Until recently, merger mania drove companies together, in the hope that critical mass would boost innovation. But intensifying pressures - driven by competition and a dearth of product launches to replace medicines coming off patent - are forcing the industry to seek ever-larger savings. One area long emphasised by generic drug producers is in more efficient manufacturing. For Pfizer alone, 1,100 jobs are set to go in this division, with a planned halving of the number of factories it had in 2003.

A second focus for cost-cutting is research and development,with 2,900 jobs likely to be affected through site closures - although the company stresses that most jobs will be saved and its overall innovation budget will remain unchanged at about $7.5 billion a year.

That leaves the largest economies to come from the company's sales, marketing and administrative headcount - an area that Pfizer's peers are also eyeing closely and some may emulate.

A survey of pharmaceuticals executives last year by Roland Berger, the strategy consultants, suggested that two-thirds expected the number of sales representatives in Europe to fall significantly over the next two years after rising sharply from 60,000 in 2000 to 100,000 in 2005.

Analysts yesterday suggested that Sanofi-aventis, BMS, Eli Lilly and Merck - many of which have operations in Ireland - could be among those that follow Pfizer's lead with a new round of cuts. But other players - such as Novartis and Novo Nordisk - have instead been strengthening their sales forces.

"It's not simply about cutting but right-sizing sales forces with a lot of re-skilling and redeployment," says Nev Skelton, head of sales force effectiveness at IMS, the health consultancy. He stresses that changes will depend on the product mix at each company.

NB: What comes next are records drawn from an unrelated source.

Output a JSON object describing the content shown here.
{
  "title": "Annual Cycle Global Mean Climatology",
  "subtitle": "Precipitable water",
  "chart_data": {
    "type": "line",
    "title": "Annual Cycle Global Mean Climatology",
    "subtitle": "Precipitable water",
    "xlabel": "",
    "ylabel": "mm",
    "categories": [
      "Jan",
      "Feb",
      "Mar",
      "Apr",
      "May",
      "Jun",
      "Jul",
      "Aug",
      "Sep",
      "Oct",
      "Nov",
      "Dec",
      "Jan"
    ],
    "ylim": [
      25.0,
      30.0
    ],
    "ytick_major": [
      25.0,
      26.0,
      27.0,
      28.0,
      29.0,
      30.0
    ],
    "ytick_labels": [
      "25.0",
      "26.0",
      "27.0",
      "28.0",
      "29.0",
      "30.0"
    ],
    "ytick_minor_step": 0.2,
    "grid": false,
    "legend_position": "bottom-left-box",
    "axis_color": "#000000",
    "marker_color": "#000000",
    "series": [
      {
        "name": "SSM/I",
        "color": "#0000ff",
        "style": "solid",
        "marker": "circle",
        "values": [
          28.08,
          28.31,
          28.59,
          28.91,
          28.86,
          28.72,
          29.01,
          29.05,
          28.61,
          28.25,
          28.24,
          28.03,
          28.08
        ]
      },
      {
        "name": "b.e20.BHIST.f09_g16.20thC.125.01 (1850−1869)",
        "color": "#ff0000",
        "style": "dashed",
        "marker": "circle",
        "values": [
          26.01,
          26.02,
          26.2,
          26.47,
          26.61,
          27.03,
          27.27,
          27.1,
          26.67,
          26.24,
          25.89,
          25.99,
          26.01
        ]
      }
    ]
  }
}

The general trend is towards smaller, higher-paid, more-qualified sales reps marketing speciality drugs such as cancer treatments to specialist doctors.

But each company's pipeline is different - and he predicts an industry-wide shift from specialist to primary care products in five years' time.

In the meantime, while cost-cutting can deliver short-term savings, it is less clear where the long-term innovation will come from. As one industry observer cautioned yesterday: "It's hard to tell at what point you stop cutting the fat and start cutting the meat."